The following models require multiple IPUs to be able to run using this inference harness.

  1. DenseNet (up to bs=4 (with sharding=2), fp16)

File structure

  • run_benchmark.py Driver script for running inference.
  • get_images.sh Script to fetch sample test images.
  • README.md This file.
  • requirements.txt Requirements for python packages.
  • get_weights.py Script to fetch Keras pre-trained weights.
  • tests\test_get_weights.py Test that weight download works.
  • data.py Creates the tf.Dataset for handling images.
  • inference_network_base.py Base class for creating an inference optimized graph.
  • inference_networks.py Inference classes for each model.

How to use this demo

  1. Prepare the TensorFlow environment.

    Install the latest poplar-SDK following the README provided. Make sure to run the enable.sh scripts and activate a Python virtualenv with gc_tensorflow installed.

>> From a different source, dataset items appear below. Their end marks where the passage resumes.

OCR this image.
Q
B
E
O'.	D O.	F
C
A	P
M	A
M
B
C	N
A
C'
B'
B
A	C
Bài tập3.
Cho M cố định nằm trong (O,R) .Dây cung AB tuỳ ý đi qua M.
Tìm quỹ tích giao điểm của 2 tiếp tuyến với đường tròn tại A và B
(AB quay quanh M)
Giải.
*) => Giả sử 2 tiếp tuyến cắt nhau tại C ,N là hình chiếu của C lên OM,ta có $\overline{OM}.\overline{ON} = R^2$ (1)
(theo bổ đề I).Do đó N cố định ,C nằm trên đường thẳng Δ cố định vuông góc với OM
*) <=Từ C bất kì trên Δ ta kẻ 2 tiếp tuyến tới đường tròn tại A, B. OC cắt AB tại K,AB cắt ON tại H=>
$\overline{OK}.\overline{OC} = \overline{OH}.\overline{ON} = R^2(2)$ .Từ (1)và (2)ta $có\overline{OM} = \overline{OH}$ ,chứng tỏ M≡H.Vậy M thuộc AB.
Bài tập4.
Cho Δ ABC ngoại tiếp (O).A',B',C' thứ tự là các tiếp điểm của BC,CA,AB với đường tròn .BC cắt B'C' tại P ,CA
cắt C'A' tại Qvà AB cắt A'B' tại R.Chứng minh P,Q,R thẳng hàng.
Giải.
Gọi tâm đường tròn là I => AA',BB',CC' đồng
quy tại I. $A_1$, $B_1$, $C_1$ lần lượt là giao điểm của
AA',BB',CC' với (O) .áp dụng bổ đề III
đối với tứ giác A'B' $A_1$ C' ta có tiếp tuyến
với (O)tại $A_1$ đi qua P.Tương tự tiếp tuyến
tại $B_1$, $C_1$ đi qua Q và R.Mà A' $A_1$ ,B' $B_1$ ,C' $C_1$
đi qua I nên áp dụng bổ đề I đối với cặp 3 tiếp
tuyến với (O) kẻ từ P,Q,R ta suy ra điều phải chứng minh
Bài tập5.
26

    Install additional python packages specified in requirements.txt

    (gc_virtualenv)$ pip3 install -r requirements.txt

  2. Download the images.

    ./get_images.sh
    

This will create and populate the images/ directory with sample test images.

  1. Run the graph.

    To classify all images in a directory in a loop for 100 iterations,

    python run_benchmark.py resnet50 images --batch-size 1 --batches-per-step 100 --num-iterations 500
    

Extra information

Options

The run_benchmark.py script has a few options. Use the -h flag or examine the code to understand them.

To run the demo on the Graphcore IPU simulator use the flag --ipu-model.

Troubleshooting

If you see an error saying cannot load pywrap_tensorflow.so then TensorFlow can probably not find the Poplar libraries. You need to have Poplar installed and referenced by LD_LIBRARY_PATH / DYLD_LIBRARY_PATH.